A etapa intermediária: cortar emissões até 2030
O segundo compromisso da empresa é reduzir em 15% as emissões totais de gases de efeito-estufa até 2030. Ou seja, sair dos atuais 10,5 milhões para 8,9 milhões de toneladas de CO2 equivalente.
“Muitas empresas, inclusive a Braskem, se comprometiam com reduções de intensidade, que eram motivadas pela melhoria da eficiência. Agora é um compromisso de redução absoluta”, diz Soto.
A intensidade de emissão é medida em função da quantidade de produtos fabricados, ou seja, quanto CO2 é lançado na atmosfera para cada tonelada produzida — o que, no caso de um aumento da produção, pode resultar em crescimento absoluto.
Para cortar as emissões propriamente, a empresa aposta na melhoria de processos produtivos, com menos perdas, e também no aumento da eficiência energética.
Um exemplo é o projeto Vesta, no ABC Paulista, que está substituindo turbinas que usam gás natural por motores elétricos de alta eficiência. “Essa substituição vai levar à redução de 100 mil toneladas de GEE por ano a partir de 2021.”
Matriz energética
Hoje, 60% de toda a energia usada pela Braskem vem da queima dos resíduos do seu próprio processo produtivo. “A nossa maior dificuldade está em eliminar as emissões vindas da queima dos resíduos. Se eu não queimar os resíduos, o que eu faço com eles?”, diz Soto.
Traçando um paralelo com o setor minerador, ele diz que a petroquímica não tem escória para joga fora. “Nós utilizamos os restos do processo produtivo para gerar energia. Mas isso gera emissões.”
A matriz energética da empresa se completa com energia elétrica (8,6%), gás natural (25%) e demais combustíveis externos (6,4%). Os dados são de 2019.
Hoje, as fontes renováveis respondem por 6,4% do consumo energético total da companhia, ou 72% da energia elétrica. “A Braskem quer se diferenciar por compra de energia renovável. Nosso desafio é aumentar bem esse patamar.”
Meta de economia circular
Junto das metas de emissão de CO2, a Braskem incluiu outra, de retirada de resíduos plásticos do meio-ambiente.
Atualmente, ainda de forma experimental, a empresa produz 10 mil toneladas de produtos a partir da reciclagem de plástico. Até 2025, a meta é produzir 300 mil toneladas e depois chegar a 1 milhão de toneladas em 2030 — volume que equivale a quase 11% da produção atual da companhia.

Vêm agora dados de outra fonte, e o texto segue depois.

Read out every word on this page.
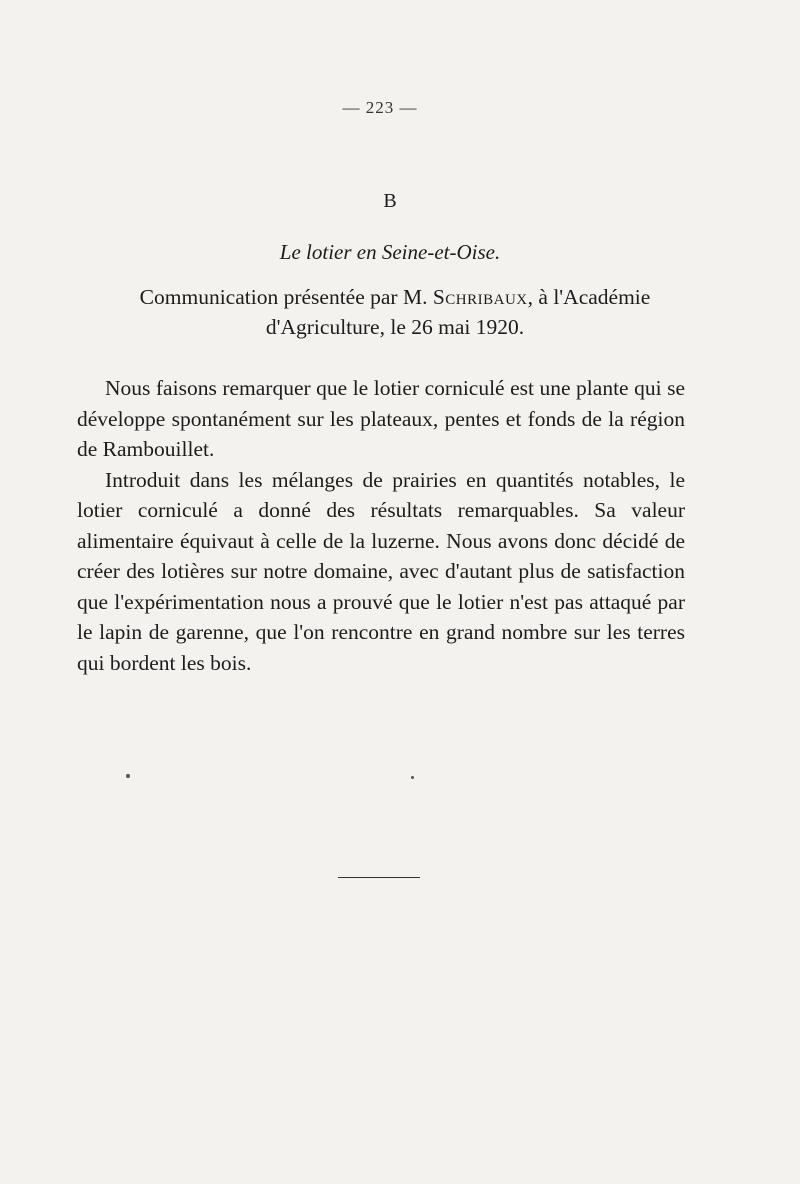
— 223 —
B
Le lotier en Seine-et-Oise.
Communication présentée par M. Schribaux, à l'Académie
d'Agriculture, le 26 mai 1920.

Nous faisons remarquer que le lotier corniculé est une plante qui se développe spontanément sur les plateaux, pentes et fonds de la région de Rambouillet.

Introduit dans les mélanges de prairies en quantités notables, le lotier corniculé a donné des résultats remarquables. Sa valeur alimentaire équivaut à celle de la luzerne. Nous avons donc décidé de créer des lotières sur notre domaine, avec d'autant plus de satisfaction que l'expérimentation nous a prouvé que le lotier n'est pas attaqué par le lapin de garenne, que l'on rencontre en grand nombre sur les terres qui bordent les bois.
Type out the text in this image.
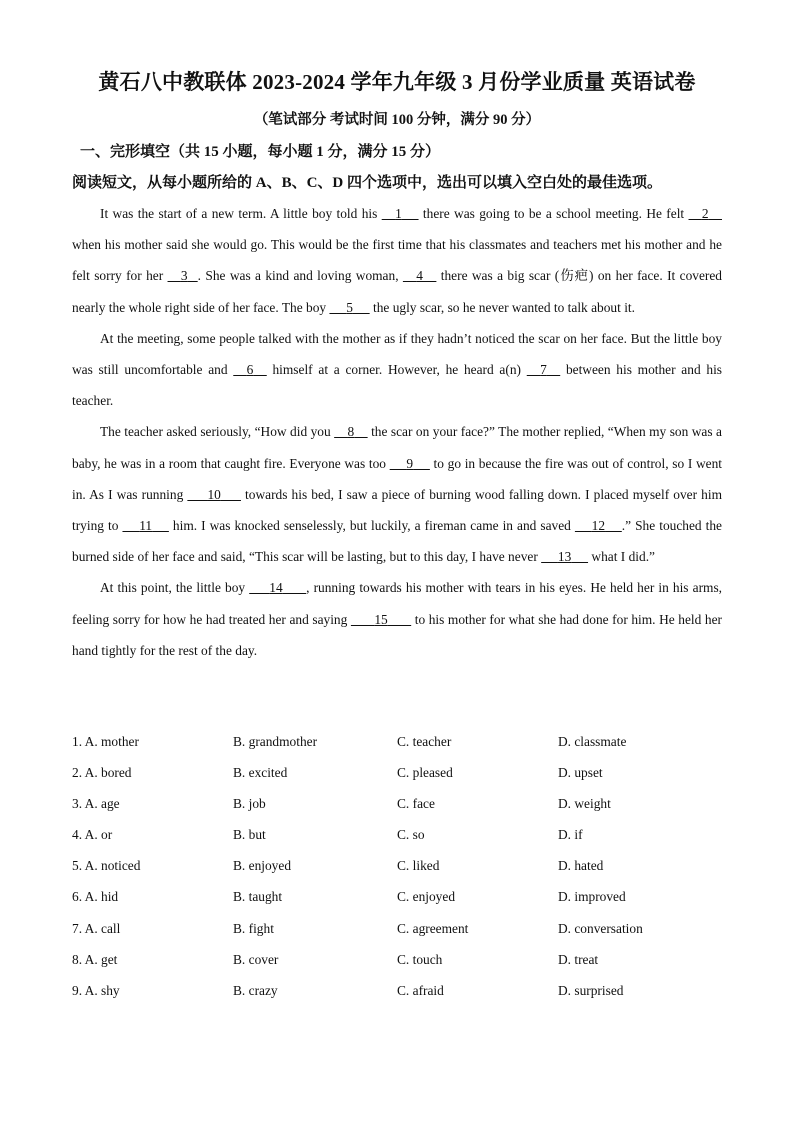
黄石八中教联体 2023-2024 学年九年级 3 月份学业质量 英语试卷
（笔试部分 考试时间 100 分钟，满分 90 分）
一、完形填空（共 15 小题，每小题 1 分，满分 15 分）
阅读短文，从每小题所给的 A、B、C、D 四个选项中，选出可以填入空白处的最佳选项。

It was the start of a new term. A little boy told his     1      there was going to be a school meeting. He felt     2     when his mother said she would go. This would be the first time that his classmates and teachers met his mother and he felt sorry for her     3 . She was a kind and loving woman,     4     there was a big scar (伤疤) on her face. It covered nearly the whole right side of her face. The boy      5      the ugly scar, so he never wanted to talk about it.

At the meeting, some people talked with the mother as if they hadn’t noticed the scar on her face. But the little boy was still uncomfortable and     6     himself at a corner. However, he heard a(n)     7     between his mother and his teacher.

The teacher asked seriously, “How did you     8     the scar on your face?” The mother replied, “When my son was a baby, he was in a room that caught fire. Everyone was too      9      to go in because the fire was out of control, so I went in. As I was running       10       towards his bed, I saw a piece of burning wood falling down. I placed myself over him trying to      11      him. I was knocked senselessly, but luckily, a fireman came in and saved      12 .” She touched the burned side of her face and said, “This scar will be lasting, but to this day, I have never      13      what I did.”

At this point, the little boy       14 , running towards his mother with tears in his eyes. He held her in his arms, feeling sorry for how he had treated her and saying        15        to his mother for what she had done for him. He held her hand tightly for the rest of the day.

1. A. mother	B. grandmother	C. teacher	D. classmate
2. A. bored	B. excited	C. pleased	D. upset
3. A. age	B. job	C. face	D. weight
4. A. or	B. but	C. so	D. if
5. A. noticed	B. enjoyed	C. liked	D. hated
6. A. hid	B. taught	C. enjoyed	D. improved
7. A. call	B. fight	C. agreement	D. conversation
8. A. get	B. cover	C. touch	D. treat
9. A. shy	B. crazy	C. afraid	D. surprised
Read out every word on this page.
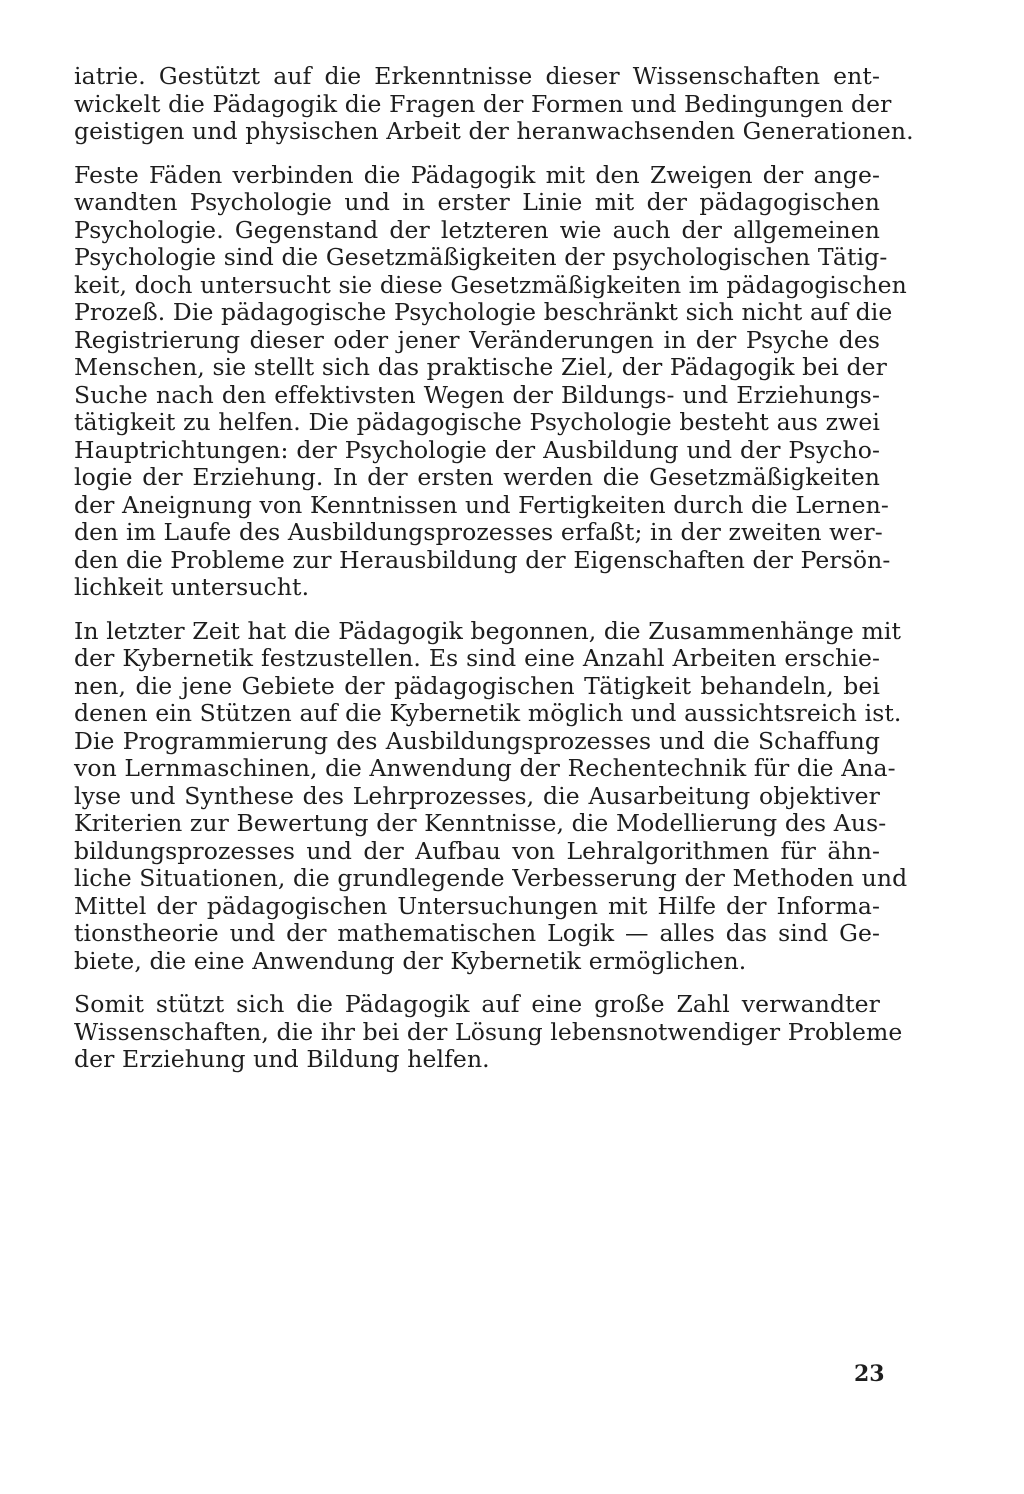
iatrie. Gestützt auf die Erkenntnisse dieser Wissenschaften ent-
wickelt die Pädagogik die Fragen der Formen und Bedingungen der
geistigen und physischen Arbeit der heranwachsenden Generationen.

Feste Fäden verbinden die Pädagogik mit den Zweigen der ange-
wandten Psychologie und in erster Linie mit der pädagogischen
Psychologie. Gegenstand der letzteren wie auch der allgemeinen
Psychologie sind die Gesetzmäßigkeiten der psychologischen Tätig-
keit, doch untersucht sie diese Gesetzmäßigkeiten im pädagogischen
Prozeß. Die pädagogische Psychologie beschränkt sich nicht auf die
Registrierung dieser oder jener Veränderungen in der Psyche des
Menschen, sie stellt sich das praktische Ziel, der Pädagogik bei der
Suche nach den effektivsten Wegen der Bildungs- und Erziehungs-
tätigkeit zu helfen. Die pädagogische Psychologie besteht aus zwei
Hauptrichtungen: der Psychologie der Ausbildung und der Psycho-
logie der Erziehung. In der ersten werden die Gesetzmäßigkeiten
der Aneignung von Kenntnissen und Fertigkeiten durch die Lernen-
den im Laufe des Ausbildungsprozesses erfaßt; in der zweiten wer-
den die Probleme zur Herausbildung der Eigenschaften der Persön-
lichkeit untersucht.

In letzter Zeit hat die Pädagogik begonnen, die Zusammenhänge mit
der Kybernetik festzustellen. Es sind eine Anzahl Arbeiten erschie-
nen, die jene Gebiete der pädagogischen Tätigkeit behandeln, bei
denen ein Stützen auf die Kybernetik möglich und aussichtsreich ist.
Die Programmierung des Ausbildungsprozesses und die Schaffung
von Lernmaschinen, die Anwendung der Rechentechnik für die Ana-
lyse und Synthese des Lehrprozesses, die Ausarbeitung objektiver
Kriterien zur Bewertung der Kenntnisse, die Modellierung des Aus-
bildungsprozesses und der Aufbau von Lehralgorithmen für ähn-
liche Situationen, die grundlegende Verbesserung der Methoden und
Mittel der pädagogischen Untersuchungen mit Hilfe der Informa-
tionstheorie und der mathematischen Logik — alles das sind Ge-
biete, die eine Anwendung der Kybernetik ermöglichen.

Somit stützt sich die Pädagogik auf eine große Zahl verwandter
Wissenschaften, die ihr bei der Lösung lebensnotwendiger Probleme
der Erziehung und Bildung helfen.

23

“É uma quebra de paradigma, porque a indústria petroquímica como um todo trabalha de forma linear e queremos migrar para uma forma circular, trazendo resíduos para dentro do nosso processo produtivo.”
Hoje, já ocorre a reciclagem de materiais residuais da própria Braskem, e algo de aterros. Mas, para chegar nesse 1 milhão de toneladas, a empresa depende de uma melhora na coleta e gestão de resíduos nas cidades — e tem se envolvido nisso.
No mês passado, a companhia fechou o primeiro contrato para retirada de plástico de aterros sanitários. O acordo com a Tecipar, especializada em engenharia ambiental, evitará que mais de duas mil toneladas de resíduos plásticos sejam despejadas todos os anos no aterro sanitário de Santana do Parnaíba, na região metropolitana de São Paulo. O volume é equivalente a 36 milhões de embalagens.
Com a parceria, foi criada uma usina de triagem para separar os resíduos orgânicos dos sólidos. O plástico triado pela Tecipar será, então, direcionado para um reciclador parceiro da Braskem. “Estamos entrando como viabilizador. Alguém que compra, processa e recoloca o plástico no mercado.”